Thanks for the AMA. My question may seem a bit provocative, but I need to take this opportunity to ask this.
This fact from the "Did You Know? Gaming" YouTube channel had a fact that had my immediate attention. In Deus Ex, the graphics and disc space limitations of the time resulted in the removal of the World Trade Center from the city skyline in the game. At that time, the missing buildings were attributed to a terrorist attack in the game universe. The 9/11 attacks would take place a little more than a year later.
Did you know about this graphics issue when the game was under development and permit this explanation to be made official? Secondly, how did you react when the attacks actually happened on 9/11?
Actually, the missing World Trade Center was a result of an artist leaving them out. It was a mistake. Plan and simple. Of course, after 9/11, people read more into it than they should have.
I just wanted to say that I'm quite the fan of your work. And I can't think of a more coherent question. What's the best thing that you acquired while working for a studio? Did someone make you something and give it to you? Something you got from another vendor that was cool? Just something that lived on your desk for a while?

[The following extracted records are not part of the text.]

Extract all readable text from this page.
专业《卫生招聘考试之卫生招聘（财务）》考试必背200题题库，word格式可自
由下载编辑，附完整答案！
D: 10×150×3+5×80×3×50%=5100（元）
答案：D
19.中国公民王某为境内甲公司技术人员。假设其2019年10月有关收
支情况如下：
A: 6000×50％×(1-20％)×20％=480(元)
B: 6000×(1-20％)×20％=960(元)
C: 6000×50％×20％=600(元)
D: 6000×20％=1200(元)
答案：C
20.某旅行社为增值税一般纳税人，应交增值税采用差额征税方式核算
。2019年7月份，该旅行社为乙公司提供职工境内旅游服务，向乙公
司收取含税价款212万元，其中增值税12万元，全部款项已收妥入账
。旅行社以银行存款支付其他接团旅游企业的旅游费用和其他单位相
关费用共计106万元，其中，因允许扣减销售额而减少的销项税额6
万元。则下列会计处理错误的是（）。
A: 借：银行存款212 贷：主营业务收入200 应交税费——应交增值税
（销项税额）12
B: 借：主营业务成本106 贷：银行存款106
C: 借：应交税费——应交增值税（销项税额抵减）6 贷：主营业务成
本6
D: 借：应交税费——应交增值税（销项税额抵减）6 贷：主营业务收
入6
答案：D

I've been given so many wonderful things over the years it's hard to single anything out. But some of my favorite things are a series of caricatures of me in costumes inspired by games I've worked on - one of my artists surprised me with those.
My Serpent Isle team gave me a poster they all signed and given how hard I worked those guys, I expected them to gift me with a little bottle of arsenic.

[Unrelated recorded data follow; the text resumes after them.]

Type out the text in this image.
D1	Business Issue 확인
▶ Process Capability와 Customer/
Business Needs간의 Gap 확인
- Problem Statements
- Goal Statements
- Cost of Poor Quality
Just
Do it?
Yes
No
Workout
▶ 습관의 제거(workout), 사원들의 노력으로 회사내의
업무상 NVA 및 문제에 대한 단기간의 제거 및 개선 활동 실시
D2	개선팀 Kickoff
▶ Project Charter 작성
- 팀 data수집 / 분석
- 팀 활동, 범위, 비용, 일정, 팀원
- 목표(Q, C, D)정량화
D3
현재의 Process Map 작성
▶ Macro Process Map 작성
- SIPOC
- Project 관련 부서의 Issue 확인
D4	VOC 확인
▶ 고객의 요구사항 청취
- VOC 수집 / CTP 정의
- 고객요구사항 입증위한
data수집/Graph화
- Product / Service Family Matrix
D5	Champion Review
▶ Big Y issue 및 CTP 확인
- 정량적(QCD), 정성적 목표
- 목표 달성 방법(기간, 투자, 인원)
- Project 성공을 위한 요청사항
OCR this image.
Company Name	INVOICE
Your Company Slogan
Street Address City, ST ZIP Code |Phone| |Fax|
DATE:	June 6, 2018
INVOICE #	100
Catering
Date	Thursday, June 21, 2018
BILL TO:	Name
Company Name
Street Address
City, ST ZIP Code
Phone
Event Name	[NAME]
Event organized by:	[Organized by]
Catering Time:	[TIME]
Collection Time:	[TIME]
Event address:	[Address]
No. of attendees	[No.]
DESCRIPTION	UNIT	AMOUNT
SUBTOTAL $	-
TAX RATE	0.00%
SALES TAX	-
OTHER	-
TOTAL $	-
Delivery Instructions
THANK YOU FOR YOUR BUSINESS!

And an Epic Mickey fan made some from-scratch plush toys of Epic Mickey characters - that was mind-blowingly nice.
Hey Warren, thanks for DX, it's still among my top 5 games along with Planescape Torment, Morrowind, Max Payne and Shenmue. (all released close to year 2000, what a time to be a gamer!)
Now the questions!
What's your favourite videogame of the last 5 years? And What's your favourite story in a videogame?
My favorite game of the last five years? Probably Dishonored.

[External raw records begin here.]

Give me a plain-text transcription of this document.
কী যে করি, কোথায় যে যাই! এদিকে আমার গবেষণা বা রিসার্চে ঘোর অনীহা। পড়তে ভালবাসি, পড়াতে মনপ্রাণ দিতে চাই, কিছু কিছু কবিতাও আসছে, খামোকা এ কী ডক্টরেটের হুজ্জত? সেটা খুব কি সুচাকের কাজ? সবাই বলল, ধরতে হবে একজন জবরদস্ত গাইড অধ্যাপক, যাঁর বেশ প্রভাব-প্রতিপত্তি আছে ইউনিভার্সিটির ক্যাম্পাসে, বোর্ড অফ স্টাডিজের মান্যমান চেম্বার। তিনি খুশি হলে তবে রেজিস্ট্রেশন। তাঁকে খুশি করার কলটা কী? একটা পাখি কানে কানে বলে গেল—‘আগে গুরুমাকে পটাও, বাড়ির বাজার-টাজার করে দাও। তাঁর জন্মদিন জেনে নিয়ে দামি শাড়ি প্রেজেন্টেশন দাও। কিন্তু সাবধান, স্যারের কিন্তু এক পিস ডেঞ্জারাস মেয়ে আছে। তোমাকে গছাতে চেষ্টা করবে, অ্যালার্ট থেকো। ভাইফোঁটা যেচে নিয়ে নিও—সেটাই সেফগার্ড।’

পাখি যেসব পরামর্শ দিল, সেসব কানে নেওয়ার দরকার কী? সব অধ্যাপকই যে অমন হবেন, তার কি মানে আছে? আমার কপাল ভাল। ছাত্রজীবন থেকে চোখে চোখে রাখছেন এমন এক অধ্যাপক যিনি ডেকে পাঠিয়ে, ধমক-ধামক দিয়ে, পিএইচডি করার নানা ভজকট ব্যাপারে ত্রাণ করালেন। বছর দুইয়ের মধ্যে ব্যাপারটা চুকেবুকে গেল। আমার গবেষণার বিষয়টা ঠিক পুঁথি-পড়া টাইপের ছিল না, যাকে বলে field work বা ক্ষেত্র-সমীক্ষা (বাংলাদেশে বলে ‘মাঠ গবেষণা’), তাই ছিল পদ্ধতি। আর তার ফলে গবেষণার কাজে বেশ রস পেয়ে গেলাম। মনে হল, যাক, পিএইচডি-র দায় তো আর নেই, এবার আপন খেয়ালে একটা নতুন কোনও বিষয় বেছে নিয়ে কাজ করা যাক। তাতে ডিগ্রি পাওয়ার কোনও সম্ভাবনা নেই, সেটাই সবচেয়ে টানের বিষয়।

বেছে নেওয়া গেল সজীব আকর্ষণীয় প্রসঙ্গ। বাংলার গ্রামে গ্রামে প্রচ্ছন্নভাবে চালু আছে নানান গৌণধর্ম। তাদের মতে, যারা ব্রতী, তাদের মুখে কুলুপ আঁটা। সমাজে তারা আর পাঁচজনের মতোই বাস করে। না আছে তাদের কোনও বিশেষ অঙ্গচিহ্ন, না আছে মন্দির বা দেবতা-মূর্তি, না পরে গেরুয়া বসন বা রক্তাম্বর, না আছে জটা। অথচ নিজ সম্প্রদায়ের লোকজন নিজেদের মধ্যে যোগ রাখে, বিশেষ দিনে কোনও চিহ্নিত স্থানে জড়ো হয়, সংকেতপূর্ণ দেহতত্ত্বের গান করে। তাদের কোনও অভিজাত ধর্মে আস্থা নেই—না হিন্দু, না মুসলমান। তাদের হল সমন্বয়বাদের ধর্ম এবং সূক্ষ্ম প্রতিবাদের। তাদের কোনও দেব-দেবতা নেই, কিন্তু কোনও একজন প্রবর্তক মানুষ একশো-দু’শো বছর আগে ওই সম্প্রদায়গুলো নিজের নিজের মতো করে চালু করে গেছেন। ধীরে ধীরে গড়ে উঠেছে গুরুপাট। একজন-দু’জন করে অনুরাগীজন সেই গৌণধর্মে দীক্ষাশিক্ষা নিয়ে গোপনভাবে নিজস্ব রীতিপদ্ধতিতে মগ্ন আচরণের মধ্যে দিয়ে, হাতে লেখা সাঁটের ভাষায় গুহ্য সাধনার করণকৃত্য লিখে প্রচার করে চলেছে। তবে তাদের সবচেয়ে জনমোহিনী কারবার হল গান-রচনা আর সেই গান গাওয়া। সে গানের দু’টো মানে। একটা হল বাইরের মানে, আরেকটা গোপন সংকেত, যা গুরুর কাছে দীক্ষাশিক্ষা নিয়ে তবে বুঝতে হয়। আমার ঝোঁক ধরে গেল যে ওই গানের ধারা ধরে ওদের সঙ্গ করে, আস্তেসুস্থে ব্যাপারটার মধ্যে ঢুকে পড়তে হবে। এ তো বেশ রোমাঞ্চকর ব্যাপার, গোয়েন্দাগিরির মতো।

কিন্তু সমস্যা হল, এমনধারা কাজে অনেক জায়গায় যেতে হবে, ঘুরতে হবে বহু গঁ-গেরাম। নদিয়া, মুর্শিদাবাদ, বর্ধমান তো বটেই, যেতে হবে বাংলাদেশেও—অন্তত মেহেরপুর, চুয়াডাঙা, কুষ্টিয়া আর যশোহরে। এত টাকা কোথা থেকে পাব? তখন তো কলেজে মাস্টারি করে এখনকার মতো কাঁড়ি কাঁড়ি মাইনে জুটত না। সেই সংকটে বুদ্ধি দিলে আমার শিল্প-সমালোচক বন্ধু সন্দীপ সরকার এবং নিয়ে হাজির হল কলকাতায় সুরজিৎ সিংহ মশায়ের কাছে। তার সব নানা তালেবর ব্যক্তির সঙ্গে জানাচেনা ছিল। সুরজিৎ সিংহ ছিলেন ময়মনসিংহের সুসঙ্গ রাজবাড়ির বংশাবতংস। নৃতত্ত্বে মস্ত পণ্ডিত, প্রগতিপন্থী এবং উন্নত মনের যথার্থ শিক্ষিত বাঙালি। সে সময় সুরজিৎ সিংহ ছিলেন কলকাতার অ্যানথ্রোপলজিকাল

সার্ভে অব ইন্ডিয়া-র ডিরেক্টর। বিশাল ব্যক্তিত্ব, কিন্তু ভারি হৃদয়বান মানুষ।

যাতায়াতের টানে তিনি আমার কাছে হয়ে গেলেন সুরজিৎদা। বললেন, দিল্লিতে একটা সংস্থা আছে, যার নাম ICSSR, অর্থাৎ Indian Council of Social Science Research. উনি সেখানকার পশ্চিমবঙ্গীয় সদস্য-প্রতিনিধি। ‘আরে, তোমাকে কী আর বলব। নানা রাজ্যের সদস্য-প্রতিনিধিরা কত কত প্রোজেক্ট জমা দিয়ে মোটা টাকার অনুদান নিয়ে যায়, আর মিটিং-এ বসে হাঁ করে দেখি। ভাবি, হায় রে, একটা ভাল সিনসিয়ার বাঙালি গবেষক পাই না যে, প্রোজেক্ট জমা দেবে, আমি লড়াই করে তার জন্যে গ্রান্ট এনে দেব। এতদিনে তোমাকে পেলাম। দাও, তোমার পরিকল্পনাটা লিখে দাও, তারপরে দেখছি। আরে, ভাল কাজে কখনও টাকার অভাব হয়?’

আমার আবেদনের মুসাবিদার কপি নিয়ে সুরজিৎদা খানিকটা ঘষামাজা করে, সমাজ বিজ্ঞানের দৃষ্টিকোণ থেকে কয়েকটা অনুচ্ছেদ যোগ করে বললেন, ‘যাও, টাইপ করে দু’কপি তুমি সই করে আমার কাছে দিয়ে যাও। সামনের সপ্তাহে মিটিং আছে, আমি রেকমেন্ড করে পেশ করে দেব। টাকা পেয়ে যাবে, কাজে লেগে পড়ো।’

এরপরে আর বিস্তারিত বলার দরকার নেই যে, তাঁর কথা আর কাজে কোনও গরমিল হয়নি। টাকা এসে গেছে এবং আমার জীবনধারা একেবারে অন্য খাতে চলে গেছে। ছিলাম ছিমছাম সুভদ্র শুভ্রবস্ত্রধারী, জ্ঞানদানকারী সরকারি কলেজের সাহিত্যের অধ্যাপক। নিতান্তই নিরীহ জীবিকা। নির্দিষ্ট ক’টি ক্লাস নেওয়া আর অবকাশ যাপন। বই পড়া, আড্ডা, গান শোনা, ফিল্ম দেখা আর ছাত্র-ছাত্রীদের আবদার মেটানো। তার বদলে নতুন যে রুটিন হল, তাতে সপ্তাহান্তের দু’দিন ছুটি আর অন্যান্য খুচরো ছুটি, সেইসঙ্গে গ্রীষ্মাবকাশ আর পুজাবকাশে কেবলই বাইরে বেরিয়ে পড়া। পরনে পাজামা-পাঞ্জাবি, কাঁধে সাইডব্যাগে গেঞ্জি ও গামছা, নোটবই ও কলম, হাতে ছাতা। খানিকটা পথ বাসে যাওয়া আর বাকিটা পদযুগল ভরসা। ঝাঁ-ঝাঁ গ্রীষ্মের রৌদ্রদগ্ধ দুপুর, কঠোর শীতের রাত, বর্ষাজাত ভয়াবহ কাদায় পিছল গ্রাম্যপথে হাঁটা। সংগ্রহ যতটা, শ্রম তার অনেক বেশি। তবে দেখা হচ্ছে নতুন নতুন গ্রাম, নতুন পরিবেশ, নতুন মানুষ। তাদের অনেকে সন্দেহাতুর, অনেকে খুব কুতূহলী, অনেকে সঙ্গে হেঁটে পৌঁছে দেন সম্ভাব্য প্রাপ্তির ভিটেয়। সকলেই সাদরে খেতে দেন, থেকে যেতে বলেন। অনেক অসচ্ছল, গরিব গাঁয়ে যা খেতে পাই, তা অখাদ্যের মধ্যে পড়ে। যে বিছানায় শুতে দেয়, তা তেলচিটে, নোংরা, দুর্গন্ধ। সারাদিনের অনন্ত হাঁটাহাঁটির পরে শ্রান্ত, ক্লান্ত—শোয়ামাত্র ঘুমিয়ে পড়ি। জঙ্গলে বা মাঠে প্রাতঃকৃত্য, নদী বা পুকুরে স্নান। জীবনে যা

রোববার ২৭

My favorite video game story? Probably The Walking Dead. Maybe Heavy Rain. But those work because they're so minimally interactive - terrific, but limited. It's relatively easy to tell a story when your script completely delimits what players can/can't do and where they can/can't go.
Thanks for doing the AMA. My question is in Honor of my 35th cycle around our glorious star today.... What did you get me? :)
Best wishes and an AMA. That good enough?
What is the hardest point in developing a game, and any pointers for someone making their first game solo?
All of game development is hard. For me the hardest part is the Production phase in the middle. Concept and Pre-Production are where you determine what you're going to build (plus or minus great ideas that come up throughout) and post-production is where you make a game beautiful and fun. But that middle phase bores the heck out of me. So I surround myself with people who live for production and, as much as I can, get out of their way.
What's your favorite colour?
Green. Though given that my wife has purple hair, I'm pretty partial to that, too.
Thanks for doing an AMA.
Might sound odd, but what are your thoughts and/or opinions on transhumanism? Nano or mechanical.
Not for me, but I think it's amazing to see it coming. I'm actually amazed and a little weirded out how much of what we did in DX is coming true now. I'm starting to believe that the world of 2025 will be a lot like the one we created. I'm not saying I'm happy about that, but it seems to be happening.
Do you read people's game pitches? I'm just a student who has written up a brief IP doc.
I can't really look at game pitches. If someone's working on something similar to what I'm thinking about or working on I can get in big trouble. Legal trouble. Don't send me game pitches!